Amstelveen: op eigen kracht
De voornaamste aanleiding voor het Keizer Karel College (KKC) in Amstelveen om iets te doen aan integratie was de dreigende reductie van het literatuuronderwijs, met name bij de vreemde talen. Sectiehoofd Martijn Koek: ‘We dachten toen: misschien moeten we de krachten bundelen. Er is heel veel vergaderd en we moesten vooral veel scepsis overwinnen. Het eerste resultaat was een compromis, waarbij we allemaal nog wel binnen de eigen taal literatuur gaven, maar toch probeerden intensief samen te werken. Dat hebben we een jaar geprobeerd, maar het verliep niet naar tevredenheid. En juist omdat het niet goed liep, ging een aantal kritische collega's opeens overstag en vond dat we dan maar helemaal moesten integreren. De sectie Duits was de enige die nog tegenwerking bood, maar toen heeft de schoolleiding de knoop doorgehakt. Dat is nu drie jaar geleden.’
Zonder de steun van buiten ontwikkelde het KKC een eigen leerplan. Literatuur werd een apart vak, ook in het rooster en op het rapport. De sectie literatuur bestaat uit elf mensen, zes neerlandici en vijf docenten moderne vreemde talen. In de lessen staat het leesdossier centraal en een groot deel van de lessen is daarmee gevuld. Er wordt vooral thematisch gewerkt. In het dossier moeten alle talen die de leerlingen volgen vertegenwoordigd zijn. Per jaar lezen ze voor Nederlands vier boeken en voor de ‘heelvakken’ een boek per taal; dat is dus maximaal zeven. Vier daarvan komen in het dossier. Boeken uit een ander taalgebied mogen in vertaling gelezen worden, wat overigens in het begin een belangrijk strijdpunt was.
Ieder jaar wordt afgesloten met een groepsgesprek tussen vier leerlingen en twee docenten over de vier dossiers die daar liggen. Alles is erop gericht om de leerlingen te laten praten over literatuur en daarom werken ze veel in groepjes. Daarnaast krijgen alle leerlingen de West-Europese literatuurgeschiedenis in de breedte, dus niet alleen van de talen die ze gekozen hebben. De methode Literatuur zonder grenzen voldoet daarvoor redelijk. Het eindcijfer wordt bepaald door een schriftelijke toets over de literatuurgeschiedenis (25%) en het groepsgesprek over het leesdossier (75%).

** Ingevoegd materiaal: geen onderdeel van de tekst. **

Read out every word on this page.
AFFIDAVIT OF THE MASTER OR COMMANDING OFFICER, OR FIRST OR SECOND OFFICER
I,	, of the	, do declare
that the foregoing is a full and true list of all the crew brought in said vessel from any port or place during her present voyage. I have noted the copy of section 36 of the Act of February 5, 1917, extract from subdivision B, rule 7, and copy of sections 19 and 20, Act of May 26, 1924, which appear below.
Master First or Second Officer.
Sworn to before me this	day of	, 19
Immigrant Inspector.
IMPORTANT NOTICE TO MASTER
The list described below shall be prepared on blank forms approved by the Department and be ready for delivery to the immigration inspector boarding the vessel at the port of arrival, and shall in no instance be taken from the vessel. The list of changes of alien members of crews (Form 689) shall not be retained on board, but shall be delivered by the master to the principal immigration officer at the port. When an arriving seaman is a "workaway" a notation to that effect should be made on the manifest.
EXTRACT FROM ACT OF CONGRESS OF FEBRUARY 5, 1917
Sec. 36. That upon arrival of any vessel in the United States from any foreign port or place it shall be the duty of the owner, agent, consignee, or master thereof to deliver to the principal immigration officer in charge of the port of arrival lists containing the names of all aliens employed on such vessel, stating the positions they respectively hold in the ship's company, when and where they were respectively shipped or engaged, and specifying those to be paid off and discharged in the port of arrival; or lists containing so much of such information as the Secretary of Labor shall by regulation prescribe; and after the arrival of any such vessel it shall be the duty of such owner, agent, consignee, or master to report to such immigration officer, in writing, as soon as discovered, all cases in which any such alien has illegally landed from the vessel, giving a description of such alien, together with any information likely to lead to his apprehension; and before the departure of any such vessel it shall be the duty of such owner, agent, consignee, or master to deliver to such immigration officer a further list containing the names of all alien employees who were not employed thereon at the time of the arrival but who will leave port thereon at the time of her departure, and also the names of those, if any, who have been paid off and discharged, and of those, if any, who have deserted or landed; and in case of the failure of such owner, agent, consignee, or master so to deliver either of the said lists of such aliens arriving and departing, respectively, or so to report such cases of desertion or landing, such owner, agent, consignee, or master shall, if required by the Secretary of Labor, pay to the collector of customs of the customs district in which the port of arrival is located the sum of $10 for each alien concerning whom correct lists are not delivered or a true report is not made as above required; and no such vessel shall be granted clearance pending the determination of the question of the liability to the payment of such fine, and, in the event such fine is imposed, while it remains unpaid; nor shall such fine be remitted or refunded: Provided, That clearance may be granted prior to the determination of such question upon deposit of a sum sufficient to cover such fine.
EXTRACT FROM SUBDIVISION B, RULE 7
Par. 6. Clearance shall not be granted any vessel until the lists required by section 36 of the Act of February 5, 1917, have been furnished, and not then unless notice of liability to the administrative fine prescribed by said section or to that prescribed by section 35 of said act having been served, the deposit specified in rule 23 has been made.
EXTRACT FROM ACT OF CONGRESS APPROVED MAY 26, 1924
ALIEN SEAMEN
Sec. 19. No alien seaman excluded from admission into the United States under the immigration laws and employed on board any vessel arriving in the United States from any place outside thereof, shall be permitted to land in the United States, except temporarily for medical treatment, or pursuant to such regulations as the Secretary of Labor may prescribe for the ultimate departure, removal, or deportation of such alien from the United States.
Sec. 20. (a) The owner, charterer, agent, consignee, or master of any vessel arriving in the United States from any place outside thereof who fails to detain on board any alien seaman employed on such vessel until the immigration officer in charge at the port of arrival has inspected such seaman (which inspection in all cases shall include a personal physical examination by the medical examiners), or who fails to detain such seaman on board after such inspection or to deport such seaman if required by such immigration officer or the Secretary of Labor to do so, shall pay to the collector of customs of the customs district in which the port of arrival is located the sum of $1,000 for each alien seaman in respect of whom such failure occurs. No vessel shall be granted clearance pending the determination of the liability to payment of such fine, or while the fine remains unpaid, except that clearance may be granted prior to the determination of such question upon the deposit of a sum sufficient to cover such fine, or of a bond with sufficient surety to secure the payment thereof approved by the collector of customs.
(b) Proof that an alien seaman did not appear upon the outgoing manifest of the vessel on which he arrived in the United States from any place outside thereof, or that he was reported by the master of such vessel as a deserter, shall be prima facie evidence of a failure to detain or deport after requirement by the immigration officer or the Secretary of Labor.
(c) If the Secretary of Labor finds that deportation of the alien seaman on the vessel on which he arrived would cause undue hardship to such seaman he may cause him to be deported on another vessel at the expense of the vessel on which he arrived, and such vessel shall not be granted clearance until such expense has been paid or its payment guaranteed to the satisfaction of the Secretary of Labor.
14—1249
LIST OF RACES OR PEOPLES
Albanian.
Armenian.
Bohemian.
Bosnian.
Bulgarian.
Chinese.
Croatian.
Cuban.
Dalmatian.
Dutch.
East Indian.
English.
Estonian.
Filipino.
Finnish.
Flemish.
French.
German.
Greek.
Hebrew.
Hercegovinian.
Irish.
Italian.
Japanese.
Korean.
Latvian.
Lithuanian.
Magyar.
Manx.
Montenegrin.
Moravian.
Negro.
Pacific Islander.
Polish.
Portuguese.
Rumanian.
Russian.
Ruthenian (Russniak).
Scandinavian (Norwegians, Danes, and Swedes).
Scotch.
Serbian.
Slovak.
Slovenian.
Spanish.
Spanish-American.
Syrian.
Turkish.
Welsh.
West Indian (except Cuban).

Als grootste winst van GLO noemt Martijn Koek ‘de literaire ontwikkeling als een ondeelbaar proces’. Daarnaast is de samenwerking tussen de secties een belangrijke verworvenheid. ‘Je leert van veel elkaar. In het begin waren we sterk gericht op de Nederlandse literatuur, maar in de loop van de tijd is de invloed van de andere talen groter geworden. Bovendien kun je als zelfstandig vak Literatuur ook makkelijker contact zoeken met culturele instellingen buiten de school, zoals met de bibliotheek in Amstelveen waar we leuke dingen mee doen. Die contacten zijn opeens veel duidelijker dan wanneer je versplinterd opereert.’
Volgens Koek is het enige waarop het nog op stuk kan lopen het gebrek aan tijd en de frustratie dat je eigenlijk meer zou willen doen. Vooral de mensen uit de vreemde-talenhoek hebben een leesachterstand en dan is er te weinig gelegenheid om die in te halen. Bij de neerlandici speelt dat iets minder, omdat het aantal boeken uit de andere talen aanzienlijk kleiner is. En omdat zo weinig scholen op deze manier werken, moet je heel veel materiaal zelf maken en dat vreet tijd. De school is nu uitgenodigd om te participeren in het landelijk overleg van GLO-scholen en daar verwachten ze veel van.
Martijn Koek: ‘Wij hebben het op het KKC tot nu toe helemaal zelf moeten doen, maar dat geeft ook wel het trotse gevoel van: het is ons vak dat we zelf gemaakt hebben!’